Loading class metadata...
Num classes: 531
Num edges in taxonomy: 568

Example class id: 0
Name: grocery_gourmet_food
Keywords: ['snacks', 'condiments', 'beverages', 'specialty_foods', 'spices', 'cooking_oils', 'baking_ingredients', 'gourmet_chocolates', 'artisanal_cheeses', 'organic_foods']


In [None]:
# ================================================
# 4. TF-IDF EMBEDDING + DOC–CLASS SIMILARITY
#    (class name vs keyword 분리 활용)
# ================================================
from sklearn.feature_extraction.text import TfidfVectorizer
from sklearn.preprocessing import normalize
import numpy as np

# ------------------------------------------------
# (1) 클래스 이름 텍스트 / 키워드 텍스트 분리 생성
# ------------------------------------------------
def build_class_name_texts(id2label):
    """
    각 class_id에 대해 클래스 이름만 사용한 텍스트 리스트 생성
    """
    texts = []
    for cid in range(NUM_CLASSES):
        name = id2label[cid].replace("_", " ")
        texts.append(name)
    return texts

def build_class_keyword_texts(label_keywords):
    """
    각 class_id에 대해 키워드만 이어붙인 텍스트 리스트 생성
    """
    texts = []
    for cid in range(NUM_CLASSES):
        kws = " ".join(label_keywords.get(cid, []))
        texts.append(kws if kws else "")
    return texts

class_name_texts = build_class_name_texts(id2label)         # [C]
class_kw_texts   = build_class_keyword_texts(label_keywords) # [C]

print("Example class name text:", class_name_texts[0])
print("Example class keyword text:", class_kw_texts[0])


# ------------------------------------------------
# (2) TF-IDF vocabulary 학습
#     - train 문서 + test 문서 + class name + class keyword 모두 포함
# ------------------------------------------------
all_texts_for_vocab = (
    list(pid2text_train.values())
    + list(pid2text_test.values())
    + class_name_texts
    + class_kw_texts
)

print("\nFitting TF-IDF vectorizer on docs + class names + keywords...")
vectorizer = TfidfVectorizer(
    max_features=100_000,   # 필요에 따라 조정 가능
    ngram_range=(1, 2),
    min_df=1                # ★ 중요: class 단어 손실 방지
)
vectorizer.fit(all_texts_for_vocab)

print("Vocabulary size:", len(vectorizer.vocabulary_))

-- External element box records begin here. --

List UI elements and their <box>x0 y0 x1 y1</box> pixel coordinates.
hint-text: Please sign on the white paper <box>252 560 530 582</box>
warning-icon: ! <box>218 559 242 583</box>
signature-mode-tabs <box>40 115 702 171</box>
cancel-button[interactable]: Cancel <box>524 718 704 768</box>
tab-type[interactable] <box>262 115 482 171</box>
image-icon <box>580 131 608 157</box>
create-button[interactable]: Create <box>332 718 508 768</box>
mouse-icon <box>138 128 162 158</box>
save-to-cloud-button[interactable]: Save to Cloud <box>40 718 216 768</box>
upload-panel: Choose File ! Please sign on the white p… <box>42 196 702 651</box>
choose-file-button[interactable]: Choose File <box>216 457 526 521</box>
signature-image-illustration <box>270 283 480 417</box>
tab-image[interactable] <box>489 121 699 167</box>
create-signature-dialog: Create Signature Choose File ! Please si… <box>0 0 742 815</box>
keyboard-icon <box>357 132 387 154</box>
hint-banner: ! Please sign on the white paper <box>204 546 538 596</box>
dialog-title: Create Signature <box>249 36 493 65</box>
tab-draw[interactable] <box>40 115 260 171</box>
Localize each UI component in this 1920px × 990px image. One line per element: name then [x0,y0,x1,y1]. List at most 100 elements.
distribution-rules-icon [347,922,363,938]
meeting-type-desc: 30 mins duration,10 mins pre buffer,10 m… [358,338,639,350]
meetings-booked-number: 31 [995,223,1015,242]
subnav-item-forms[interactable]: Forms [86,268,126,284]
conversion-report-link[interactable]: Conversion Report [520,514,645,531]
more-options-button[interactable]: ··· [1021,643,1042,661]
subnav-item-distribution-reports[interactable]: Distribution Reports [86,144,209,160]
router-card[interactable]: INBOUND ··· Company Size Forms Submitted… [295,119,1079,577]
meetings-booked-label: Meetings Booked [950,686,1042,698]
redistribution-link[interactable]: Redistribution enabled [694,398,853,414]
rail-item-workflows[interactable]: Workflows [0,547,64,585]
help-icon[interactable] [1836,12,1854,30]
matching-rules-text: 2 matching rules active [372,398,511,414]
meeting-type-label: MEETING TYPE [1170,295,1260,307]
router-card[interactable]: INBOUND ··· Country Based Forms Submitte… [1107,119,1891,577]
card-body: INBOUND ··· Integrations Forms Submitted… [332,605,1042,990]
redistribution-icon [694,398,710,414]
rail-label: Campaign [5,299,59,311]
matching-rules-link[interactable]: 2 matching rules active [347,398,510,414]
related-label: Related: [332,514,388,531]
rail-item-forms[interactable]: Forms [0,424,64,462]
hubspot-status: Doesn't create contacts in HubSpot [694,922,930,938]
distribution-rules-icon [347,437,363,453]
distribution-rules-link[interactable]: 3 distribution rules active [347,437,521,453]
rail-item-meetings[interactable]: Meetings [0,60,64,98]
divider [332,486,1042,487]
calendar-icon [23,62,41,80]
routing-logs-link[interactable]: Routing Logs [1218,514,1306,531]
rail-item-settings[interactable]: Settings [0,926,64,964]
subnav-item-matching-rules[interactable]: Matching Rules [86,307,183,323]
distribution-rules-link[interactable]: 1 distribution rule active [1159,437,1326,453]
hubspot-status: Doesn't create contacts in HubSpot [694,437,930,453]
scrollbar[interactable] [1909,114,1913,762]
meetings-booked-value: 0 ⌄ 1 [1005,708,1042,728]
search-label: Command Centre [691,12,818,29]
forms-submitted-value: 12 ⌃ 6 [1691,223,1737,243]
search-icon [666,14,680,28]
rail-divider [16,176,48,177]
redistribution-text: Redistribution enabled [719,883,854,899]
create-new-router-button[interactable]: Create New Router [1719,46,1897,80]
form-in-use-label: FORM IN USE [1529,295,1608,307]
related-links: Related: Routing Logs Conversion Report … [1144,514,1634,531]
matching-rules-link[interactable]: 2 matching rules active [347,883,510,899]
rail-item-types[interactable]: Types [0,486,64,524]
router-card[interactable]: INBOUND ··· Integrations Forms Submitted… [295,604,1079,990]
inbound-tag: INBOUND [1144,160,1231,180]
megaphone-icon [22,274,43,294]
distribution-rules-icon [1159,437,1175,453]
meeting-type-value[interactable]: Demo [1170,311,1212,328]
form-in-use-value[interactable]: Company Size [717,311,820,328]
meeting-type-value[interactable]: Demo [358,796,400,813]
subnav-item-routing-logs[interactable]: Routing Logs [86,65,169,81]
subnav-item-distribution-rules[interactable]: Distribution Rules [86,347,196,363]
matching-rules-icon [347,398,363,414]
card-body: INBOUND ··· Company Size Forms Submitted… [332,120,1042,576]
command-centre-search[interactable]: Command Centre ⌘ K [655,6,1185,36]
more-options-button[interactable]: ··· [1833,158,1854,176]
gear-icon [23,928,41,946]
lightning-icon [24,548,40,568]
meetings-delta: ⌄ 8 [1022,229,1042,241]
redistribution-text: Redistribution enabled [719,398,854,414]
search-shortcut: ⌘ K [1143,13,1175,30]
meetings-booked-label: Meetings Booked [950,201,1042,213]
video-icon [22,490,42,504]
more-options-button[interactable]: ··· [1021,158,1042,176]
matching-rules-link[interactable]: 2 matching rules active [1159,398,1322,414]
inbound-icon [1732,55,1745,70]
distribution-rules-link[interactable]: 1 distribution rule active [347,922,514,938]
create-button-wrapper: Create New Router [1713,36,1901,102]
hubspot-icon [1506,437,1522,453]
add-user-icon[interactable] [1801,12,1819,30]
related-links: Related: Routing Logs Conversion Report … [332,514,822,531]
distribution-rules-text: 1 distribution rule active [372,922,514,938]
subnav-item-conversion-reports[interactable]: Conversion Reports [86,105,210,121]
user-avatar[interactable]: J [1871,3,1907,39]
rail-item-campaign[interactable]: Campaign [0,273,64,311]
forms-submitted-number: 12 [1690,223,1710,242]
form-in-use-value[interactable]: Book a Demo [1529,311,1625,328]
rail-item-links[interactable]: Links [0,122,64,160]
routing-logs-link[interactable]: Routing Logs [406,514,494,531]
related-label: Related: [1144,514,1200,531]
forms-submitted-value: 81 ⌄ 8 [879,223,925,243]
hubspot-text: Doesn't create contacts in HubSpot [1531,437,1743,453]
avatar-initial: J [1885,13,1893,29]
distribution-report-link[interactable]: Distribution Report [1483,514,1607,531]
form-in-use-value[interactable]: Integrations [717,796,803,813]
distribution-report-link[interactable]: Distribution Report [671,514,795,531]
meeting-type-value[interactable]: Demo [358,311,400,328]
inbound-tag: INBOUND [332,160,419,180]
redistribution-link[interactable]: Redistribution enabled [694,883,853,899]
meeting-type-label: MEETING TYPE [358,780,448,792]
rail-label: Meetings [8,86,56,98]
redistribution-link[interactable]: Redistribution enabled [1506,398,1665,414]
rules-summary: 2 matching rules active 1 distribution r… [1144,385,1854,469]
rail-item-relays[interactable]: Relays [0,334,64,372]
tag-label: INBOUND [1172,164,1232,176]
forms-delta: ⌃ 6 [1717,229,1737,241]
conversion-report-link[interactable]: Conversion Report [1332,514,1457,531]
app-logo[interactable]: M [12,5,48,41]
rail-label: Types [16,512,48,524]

# ------------------------------------------------
# (3) 실제 TF-IDF 행렬 변환
# ------------------------------------------------
N_train = len(pid2text_train)
N_test  = len(pid2text_test)
C       = NUM_CLASSES

# 문서 TF-IDF
X_train_docs = vectorizer.transform(pid2text_train.values())   # [N_train, V]
X_test_docs  = vectorizer.transform(pid2text_test.values())    # [N_test, V]

# 클래스 이름 TF-IDF (GNN용 initial feature)
X_class_name = vectorizer.transform(class_name_texts)          # [C, V]

# 클래스 키워드 TF-IDF (silver label용 보조 sim)
X_class_kw   = vectorizer.transform(class_kw_texts)            # [C, V]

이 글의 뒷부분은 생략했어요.